Wednesday, 15 June 2011

Greek actors seek divorce from reality

Reuters columnist James Saft's article Greek actors seek divorce from reality is an excellent summation of the current state of the Greek mess.
Greece, shut out of the capital markets, needs money, and soon, and is willing to play along with the fiction that the next tranche of aid, perhaps 90 billion euros, from the European Union, International Monetary Fund and ECB will buy them enough time.

The ECB, which is up to its eyeballs in exposure to Greek debt, steadfastly maintains that it won’t countenance a soft restructuring, or default, presumably because it fears this will be too much for it, the banks, and the global financial markets to bear.

Germany, however, is insisting on just that; it maintains that the private sector will have to bear some of the costs, and while there is much discussion about “soft” restructurings featuring debt repayment extensions, no one has credibly explained how the private sector can take its lumps without it being considered a default.

The ECB has perhaps 40-50 billion euros’ worth of Greek bonds on its balance sheet, and has lent about another 90 billion or so to Greek banks.

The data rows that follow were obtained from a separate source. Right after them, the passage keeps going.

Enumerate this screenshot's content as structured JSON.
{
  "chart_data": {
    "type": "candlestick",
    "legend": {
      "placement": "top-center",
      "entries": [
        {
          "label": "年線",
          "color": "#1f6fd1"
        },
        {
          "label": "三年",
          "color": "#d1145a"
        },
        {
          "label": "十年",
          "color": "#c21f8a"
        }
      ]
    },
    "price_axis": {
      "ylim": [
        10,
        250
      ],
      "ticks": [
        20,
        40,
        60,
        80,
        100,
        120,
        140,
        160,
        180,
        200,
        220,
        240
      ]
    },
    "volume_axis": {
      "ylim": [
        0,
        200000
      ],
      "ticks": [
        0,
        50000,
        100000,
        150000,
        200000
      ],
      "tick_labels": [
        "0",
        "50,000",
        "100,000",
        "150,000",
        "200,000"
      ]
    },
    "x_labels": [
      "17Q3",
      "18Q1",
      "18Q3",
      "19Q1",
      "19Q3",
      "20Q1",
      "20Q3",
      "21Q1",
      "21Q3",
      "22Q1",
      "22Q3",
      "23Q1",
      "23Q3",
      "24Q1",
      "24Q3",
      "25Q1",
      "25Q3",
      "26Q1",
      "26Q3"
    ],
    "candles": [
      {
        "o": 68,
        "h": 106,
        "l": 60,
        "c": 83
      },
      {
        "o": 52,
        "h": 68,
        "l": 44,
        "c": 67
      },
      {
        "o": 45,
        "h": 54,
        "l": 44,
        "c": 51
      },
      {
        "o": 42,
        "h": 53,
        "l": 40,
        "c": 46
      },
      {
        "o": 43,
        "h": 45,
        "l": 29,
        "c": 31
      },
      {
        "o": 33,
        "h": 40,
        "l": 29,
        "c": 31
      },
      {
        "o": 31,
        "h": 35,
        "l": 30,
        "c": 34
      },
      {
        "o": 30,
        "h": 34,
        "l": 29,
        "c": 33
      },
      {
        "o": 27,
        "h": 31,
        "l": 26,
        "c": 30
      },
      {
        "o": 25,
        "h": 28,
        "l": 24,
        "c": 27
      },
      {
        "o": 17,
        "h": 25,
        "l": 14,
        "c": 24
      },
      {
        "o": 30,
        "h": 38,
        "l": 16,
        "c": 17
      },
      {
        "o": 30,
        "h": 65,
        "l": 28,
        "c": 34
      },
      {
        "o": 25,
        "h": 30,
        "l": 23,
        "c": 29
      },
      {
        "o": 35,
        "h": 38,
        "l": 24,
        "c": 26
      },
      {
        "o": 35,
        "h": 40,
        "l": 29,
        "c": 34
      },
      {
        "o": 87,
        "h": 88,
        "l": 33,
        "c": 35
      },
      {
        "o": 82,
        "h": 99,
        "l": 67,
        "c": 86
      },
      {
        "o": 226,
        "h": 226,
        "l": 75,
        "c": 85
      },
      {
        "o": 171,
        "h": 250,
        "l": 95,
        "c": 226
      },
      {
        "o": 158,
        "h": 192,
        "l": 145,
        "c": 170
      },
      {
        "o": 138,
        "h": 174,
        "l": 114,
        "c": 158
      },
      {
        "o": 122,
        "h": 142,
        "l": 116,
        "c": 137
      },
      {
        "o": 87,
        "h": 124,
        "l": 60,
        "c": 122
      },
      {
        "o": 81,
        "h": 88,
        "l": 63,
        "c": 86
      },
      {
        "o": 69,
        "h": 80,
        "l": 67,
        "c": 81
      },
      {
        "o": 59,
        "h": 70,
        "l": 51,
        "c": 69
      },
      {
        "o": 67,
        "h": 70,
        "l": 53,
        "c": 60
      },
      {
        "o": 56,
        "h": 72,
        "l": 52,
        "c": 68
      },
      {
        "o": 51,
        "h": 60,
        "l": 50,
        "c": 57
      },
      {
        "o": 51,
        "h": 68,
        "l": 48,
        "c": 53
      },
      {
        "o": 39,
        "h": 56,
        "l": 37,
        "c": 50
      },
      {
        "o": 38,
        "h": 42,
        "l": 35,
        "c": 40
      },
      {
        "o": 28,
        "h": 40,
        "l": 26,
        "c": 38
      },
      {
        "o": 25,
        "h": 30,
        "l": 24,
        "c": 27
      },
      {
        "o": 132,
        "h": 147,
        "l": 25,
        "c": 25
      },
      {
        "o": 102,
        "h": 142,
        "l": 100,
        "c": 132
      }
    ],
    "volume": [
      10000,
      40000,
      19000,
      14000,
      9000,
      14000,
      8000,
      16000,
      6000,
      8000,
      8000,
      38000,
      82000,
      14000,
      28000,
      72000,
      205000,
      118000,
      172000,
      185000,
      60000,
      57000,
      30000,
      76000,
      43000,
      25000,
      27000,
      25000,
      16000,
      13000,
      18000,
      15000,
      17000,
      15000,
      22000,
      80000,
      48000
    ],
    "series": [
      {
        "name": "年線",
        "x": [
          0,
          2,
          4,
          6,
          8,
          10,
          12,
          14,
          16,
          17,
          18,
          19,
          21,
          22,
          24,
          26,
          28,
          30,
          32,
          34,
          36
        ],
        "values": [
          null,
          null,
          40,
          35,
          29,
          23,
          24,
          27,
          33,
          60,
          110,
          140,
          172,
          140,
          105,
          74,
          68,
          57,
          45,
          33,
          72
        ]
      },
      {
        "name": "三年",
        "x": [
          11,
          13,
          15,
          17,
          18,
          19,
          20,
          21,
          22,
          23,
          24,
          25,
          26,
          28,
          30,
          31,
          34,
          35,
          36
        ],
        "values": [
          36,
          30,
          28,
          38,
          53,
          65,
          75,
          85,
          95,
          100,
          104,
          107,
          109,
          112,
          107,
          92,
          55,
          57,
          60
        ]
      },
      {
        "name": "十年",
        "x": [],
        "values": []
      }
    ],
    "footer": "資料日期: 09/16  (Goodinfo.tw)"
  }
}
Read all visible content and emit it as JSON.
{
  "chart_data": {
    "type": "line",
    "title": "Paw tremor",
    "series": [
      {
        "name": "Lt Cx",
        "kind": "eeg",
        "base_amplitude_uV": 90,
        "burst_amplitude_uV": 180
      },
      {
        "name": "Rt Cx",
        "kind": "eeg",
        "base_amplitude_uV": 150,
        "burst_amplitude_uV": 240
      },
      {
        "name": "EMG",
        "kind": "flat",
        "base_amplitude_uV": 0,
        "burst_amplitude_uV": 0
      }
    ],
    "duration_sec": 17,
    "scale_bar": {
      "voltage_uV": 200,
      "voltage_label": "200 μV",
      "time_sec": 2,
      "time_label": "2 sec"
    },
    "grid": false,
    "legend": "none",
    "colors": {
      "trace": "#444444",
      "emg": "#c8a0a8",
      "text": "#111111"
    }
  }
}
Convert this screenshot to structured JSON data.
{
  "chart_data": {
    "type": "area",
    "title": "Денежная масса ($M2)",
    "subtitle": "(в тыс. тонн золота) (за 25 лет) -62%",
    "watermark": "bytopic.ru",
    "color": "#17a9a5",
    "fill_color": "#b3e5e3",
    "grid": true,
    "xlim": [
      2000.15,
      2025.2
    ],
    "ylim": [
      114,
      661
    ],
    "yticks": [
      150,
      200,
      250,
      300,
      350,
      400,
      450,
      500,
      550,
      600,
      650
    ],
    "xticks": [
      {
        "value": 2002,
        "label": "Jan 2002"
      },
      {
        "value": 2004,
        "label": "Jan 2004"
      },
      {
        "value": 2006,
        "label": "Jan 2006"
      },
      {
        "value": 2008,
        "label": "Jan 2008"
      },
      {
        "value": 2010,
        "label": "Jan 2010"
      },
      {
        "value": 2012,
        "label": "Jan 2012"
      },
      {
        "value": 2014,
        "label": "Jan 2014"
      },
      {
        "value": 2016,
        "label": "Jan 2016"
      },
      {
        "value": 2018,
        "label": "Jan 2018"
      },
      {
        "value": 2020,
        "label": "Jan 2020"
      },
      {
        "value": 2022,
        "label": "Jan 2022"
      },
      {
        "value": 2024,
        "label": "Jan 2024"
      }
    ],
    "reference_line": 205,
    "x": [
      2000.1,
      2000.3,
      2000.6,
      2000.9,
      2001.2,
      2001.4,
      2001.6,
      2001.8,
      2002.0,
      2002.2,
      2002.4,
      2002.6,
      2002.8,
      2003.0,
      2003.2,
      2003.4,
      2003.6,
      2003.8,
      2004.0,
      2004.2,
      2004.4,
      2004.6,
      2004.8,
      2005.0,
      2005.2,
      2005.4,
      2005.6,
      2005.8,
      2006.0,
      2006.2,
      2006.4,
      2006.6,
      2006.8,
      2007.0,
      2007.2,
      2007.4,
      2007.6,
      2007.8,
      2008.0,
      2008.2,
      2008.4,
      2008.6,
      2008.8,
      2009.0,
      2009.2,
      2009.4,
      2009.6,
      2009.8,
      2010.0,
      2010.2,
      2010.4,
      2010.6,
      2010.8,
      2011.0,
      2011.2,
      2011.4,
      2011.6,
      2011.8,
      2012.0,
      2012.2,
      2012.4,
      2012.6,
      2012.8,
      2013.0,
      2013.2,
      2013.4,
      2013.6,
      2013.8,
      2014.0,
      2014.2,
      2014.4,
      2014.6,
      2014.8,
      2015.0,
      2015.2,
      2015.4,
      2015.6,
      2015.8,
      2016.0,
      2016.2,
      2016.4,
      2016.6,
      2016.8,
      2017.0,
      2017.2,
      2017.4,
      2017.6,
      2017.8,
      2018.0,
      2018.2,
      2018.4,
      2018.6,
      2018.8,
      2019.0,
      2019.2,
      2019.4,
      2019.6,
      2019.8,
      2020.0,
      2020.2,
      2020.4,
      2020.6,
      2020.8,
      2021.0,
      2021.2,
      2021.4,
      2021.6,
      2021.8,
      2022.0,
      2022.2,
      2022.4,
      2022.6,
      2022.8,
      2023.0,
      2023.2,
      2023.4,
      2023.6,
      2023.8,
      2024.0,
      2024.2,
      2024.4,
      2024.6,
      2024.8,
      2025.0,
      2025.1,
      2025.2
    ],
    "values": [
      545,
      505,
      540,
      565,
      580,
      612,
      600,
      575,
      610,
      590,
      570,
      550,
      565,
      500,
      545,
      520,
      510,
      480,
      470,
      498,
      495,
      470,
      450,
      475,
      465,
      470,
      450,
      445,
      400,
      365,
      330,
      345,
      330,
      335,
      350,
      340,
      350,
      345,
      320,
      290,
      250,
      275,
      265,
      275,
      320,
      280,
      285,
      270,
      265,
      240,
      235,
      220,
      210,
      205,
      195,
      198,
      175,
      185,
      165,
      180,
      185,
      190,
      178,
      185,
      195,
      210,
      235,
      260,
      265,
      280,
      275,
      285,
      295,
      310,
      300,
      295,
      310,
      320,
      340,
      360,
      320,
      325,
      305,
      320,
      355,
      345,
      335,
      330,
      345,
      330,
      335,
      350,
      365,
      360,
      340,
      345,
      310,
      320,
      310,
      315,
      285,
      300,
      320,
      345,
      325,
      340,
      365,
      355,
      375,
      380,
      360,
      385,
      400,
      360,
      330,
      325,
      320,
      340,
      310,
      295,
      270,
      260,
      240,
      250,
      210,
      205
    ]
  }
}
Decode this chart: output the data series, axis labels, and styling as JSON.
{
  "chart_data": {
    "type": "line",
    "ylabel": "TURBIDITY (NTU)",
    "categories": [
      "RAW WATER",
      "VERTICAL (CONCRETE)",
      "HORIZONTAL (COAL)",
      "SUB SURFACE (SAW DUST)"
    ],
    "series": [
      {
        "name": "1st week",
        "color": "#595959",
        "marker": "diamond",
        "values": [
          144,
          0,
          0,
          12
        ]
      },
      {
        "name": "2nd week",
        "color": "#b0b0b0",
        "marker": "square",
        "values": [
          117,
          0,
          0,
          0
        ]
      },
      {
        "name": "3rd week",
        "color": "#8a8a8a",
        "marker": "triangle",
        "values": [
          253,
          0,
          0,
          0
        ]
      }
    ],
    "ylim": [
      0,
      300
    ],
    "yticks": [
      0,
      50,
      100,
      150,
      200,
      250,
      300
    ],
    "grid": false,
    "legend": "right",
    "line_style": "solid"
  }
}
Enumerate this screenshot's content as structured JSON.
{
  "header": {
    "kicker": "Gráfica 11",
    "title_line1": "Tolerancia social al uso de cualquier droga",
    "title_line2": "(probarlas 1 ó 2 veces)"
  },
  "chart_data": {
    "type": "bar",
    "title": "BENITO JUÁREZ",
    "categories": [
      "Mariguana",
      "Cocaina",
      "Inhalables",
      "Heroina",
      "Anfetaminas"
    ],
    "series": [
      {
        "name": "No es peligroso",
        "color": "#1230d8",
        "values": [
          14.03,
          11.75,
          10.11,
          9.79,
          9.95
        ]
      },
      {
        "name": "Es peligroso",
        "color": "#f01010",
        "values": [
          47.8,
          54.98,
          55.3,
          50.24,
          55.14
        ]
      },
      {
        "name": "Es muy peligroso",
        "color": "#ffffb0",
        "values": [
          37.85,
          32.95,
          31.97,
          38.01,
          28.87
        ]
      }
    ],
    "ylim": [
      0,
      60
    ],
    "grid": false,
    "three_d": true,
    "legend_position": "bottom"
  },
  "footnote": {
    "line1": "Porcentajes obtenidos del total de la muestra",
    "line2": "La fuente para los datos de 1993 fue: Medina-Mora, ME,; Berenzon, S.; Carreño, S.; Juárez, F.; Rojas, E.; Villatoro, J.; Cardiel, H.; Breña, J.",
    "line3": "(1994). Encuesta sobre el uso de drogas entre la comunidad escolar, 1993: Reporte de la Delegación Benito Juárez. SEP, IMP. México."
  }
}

It has threatened, in the event of a restructuring, to stop accepting Greek debt as collateral, a move that would be tantamount to cratering the entire Greek banking system at once. This would also deal sharp losses to the many euro zone national central banks which are exposed, potentially causing some to need additional capital.

By destroying the Greek bank sector, the ECB would, quite possibly, effect the exit of Greece from the euro zone. Depositors in Greek banks understand this, and have been withdrawing funds.

Given all of this, it seems likely that the ECB will relent, though in doing so they will seriously impair their credibility. And of course, as soon as Greece defaults, the eyes of the market would immediately turn to Portugal, Ireland and even Spain.

Rather than figuring out how to keep Greece upright without knocking over the banks, they would have been far better off figuring out how to actually make the banking system solvent and sound given Greek insolvency. That would involve huge private sector losses, inevitably, but might just have laid the groundwork for sustainable growth.

Instead we will have a sinking euro and waves of deflationary force coming out of Europe.